The artist has stated that he wishes to move away from ‘photo-realism’ and bring some other qualities into play. His new pieces achieve this without eschewing the intensity of observation and realisation he so values. These pictures reassemble motifs and manipulate new images to make work that is both thought provoking and visually seductive. The images of blossoms are particularly affecting in their associations. They retain the aesthetic appeal of their intrinsic beauty as “flower paintings,” while at the same time reference the council planting schemes of urban deprivation. They exist in a binary world of brutality and delicacy, where flowers unexpectedly erupt from concrete. 

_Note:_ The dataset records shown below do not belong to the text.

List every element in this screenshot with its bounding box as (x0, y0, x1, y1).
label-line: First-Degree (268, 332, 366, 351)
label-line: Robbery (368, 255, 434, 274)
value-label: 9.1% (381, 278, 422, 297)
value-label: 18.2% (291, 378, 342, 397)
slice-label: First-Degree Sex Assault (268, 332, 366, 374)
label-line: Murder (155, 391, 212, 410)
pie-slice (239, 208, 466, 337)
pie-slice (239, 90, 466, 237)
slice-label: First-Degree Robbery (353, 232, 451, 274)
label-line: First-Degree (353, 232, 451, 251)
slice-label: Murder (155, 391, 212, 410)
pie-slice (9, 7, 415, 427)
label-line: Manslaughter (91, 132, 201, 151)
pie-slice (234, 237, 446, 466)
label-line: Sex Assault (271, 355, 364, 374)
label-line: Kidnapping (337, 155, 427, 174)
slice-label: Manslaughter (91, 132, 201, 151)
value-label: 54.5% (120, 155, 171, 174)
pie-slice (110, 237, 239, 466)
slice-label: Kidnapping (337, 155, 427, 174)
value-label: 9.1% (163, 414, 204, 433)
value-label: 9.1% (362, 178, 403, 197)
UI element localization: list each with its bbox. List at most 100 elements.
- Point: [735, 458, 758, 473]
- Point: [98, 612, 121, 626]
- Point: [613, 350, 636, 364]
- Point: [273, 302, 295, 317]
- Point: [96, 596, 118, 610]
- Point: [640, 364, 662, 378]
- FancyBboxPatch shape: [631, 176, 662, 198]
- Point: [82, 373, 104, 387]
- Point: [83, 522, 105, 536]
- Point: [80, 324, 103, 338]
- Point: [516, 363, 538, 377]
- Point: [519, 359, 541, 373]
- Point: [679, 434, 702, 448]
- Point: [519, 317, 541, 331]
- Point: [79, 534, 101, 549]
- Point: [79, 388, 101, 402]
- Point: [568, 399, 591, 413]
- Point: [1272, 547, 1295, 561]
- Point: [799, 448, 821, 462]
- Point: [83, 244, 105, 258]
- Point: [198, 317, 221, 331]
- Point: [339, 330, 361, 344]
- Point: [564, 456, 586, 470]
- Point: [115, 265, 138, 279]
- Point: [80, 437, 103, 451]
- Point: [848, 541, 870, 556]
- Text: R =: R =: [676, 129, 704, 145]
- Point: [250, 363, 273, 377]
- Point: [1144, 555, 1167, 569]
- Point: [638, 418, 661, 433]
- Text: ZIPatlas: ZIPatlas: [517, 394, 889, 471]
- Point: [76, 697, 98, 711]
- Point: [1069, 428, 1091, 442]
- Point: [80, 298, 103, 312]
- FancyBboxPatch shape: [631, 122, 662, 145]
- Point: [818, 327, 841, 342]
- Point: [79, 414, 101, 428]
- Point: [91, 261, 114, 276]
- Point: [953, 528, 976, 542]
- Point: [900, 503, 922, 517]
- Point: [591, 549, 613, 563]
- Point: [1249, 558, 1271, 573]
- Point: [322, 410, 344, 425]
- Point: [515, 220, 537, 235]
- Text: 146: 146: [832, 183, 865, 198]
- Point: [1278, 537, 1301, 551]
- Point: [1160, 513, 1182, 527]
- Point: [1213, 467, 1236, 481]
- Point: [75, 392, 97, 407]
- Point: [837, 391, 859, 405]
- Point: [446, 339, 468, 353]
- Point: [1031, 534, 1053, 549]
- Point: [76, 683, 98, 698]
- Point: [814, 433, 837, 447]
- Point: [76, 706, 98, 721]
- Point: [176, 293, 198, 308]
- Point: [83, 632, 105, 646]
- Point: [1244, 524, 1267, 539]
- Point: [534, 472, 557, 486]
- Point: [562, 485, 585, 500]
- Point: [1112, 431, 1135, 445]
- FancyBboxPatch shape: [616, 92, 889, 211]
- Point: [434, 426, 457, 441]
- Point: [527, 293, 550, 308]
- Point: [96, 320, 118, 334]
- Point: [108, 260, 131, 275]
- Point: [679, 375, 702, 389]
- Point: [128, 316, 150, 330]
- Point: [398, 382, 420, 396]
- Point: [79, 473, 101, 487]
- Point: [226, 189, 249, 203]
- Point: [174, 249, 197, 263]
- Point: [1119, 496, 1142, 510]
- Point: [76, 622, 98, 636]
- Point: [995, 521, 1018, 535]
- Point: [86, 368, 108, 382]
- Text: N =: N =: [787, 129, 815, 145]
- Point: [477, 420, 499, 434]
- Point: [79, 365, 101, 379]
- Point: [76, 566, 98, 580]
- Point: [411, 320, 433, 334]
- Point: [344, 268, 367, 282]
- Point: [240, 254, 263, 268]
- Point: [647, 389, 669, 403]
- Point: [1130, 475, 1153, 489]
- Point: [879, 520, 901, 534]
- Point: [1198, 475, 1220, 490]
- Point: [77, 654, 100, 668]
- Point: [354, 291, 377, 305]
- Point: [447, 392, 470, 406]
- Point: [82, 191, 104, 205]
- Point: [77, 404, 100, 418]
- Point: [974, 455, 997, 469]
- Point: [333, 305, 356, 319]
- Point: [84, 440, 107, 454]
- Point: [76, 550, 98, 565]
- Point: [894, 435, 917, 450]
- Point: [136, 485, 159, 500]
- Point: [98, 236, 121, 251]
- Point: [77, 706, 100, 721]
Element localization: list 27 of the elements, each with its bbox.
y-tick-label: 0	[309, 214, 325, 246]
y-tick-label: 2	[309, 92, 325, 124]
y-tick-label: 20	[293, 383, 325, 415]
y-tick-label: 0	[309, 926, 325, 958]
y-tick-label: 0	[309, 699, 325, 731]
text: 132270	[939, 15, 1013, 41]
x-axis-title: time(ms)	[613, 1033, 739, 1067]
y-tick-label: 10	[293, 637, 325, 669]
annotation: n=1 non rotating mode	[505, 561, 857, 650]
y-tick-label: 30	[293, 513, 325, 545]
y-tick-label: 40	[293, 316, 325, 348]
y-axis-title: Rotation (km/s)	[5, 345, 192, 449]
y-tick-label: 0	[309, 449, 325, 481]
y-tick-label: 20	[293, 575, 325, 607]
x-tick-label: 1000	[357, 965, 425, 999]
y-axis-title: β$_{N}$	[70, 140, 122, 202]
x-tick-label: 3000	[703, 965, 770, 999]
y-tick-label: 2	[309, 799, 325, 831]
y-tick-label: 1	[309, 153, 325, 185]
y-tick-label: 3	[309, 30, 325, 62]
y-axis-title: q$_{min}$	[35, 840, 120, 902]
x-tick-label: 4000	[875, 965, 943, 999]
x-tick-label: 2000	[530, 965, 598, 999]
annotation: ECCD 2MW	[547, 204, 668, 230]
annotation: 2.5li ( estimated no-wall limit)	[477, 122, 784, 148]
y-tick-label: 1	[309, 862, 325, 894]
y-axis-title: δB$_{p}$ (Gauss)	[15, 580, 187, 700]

Neil Douglas’s pictures operate in a romantic manner—the emblematic compositions evoke memories of the cycle of life, of birth, growth, and decay. Their romance lies in an idea of redemption, that something effervescent can appear out of something base and unyielding: the urban landscape, the ring-road, the “precinct,” the “estate.” His images of a butterfly sunning itself on a wall or blossom, chromatically exuberant in a riot of sunlit colour, speak about possibilities and desires lurking beneath the prosaic surface of the everyday.

What we are always made aware of when looking at these pieces is their duality: soft and hard, brutal and delicate, fragile and massive. What will win out and what will remain?

What do you do, and how can I find it?

I’m a professional artist based in London. I try to paint beauty within the chaos. I am currently working on a new series of paintings depicting people in prayer. My paintings can be seen through the Albemarle Gallery, London.

How did you get started?

I was the kid at school who was always drawing in sketchbooks and on scraps of paper, often to the annoyance of the teachers trying to do their job. I have never been academically gifted but painting was something I felt confident in, and it fortunately opened doors to further education, art college, etc.

What is the coolest story you have about doing what you do?

All of it is cool. Growing up, art was something I loved but was also something that was very much at odds with everything around me in my neighborhood. Painting has brought amazing people into my life, provided me with a way of earning a living, and, coolest of all, laid the path that led me to finding faith.

Who or what is the biggest inspiration for your art?

God guides the work in the studio. It’s a huge comfort to be able to know that he is in charge of this. Inspiration can always be found in the wonderful history of art. Plenty of other artists have explored the same questions I ask.

If you could give someone advice for doing what you do, what would it be?

Stay true to yourself, don’t follow trends. Give yourself time to let your own style develop.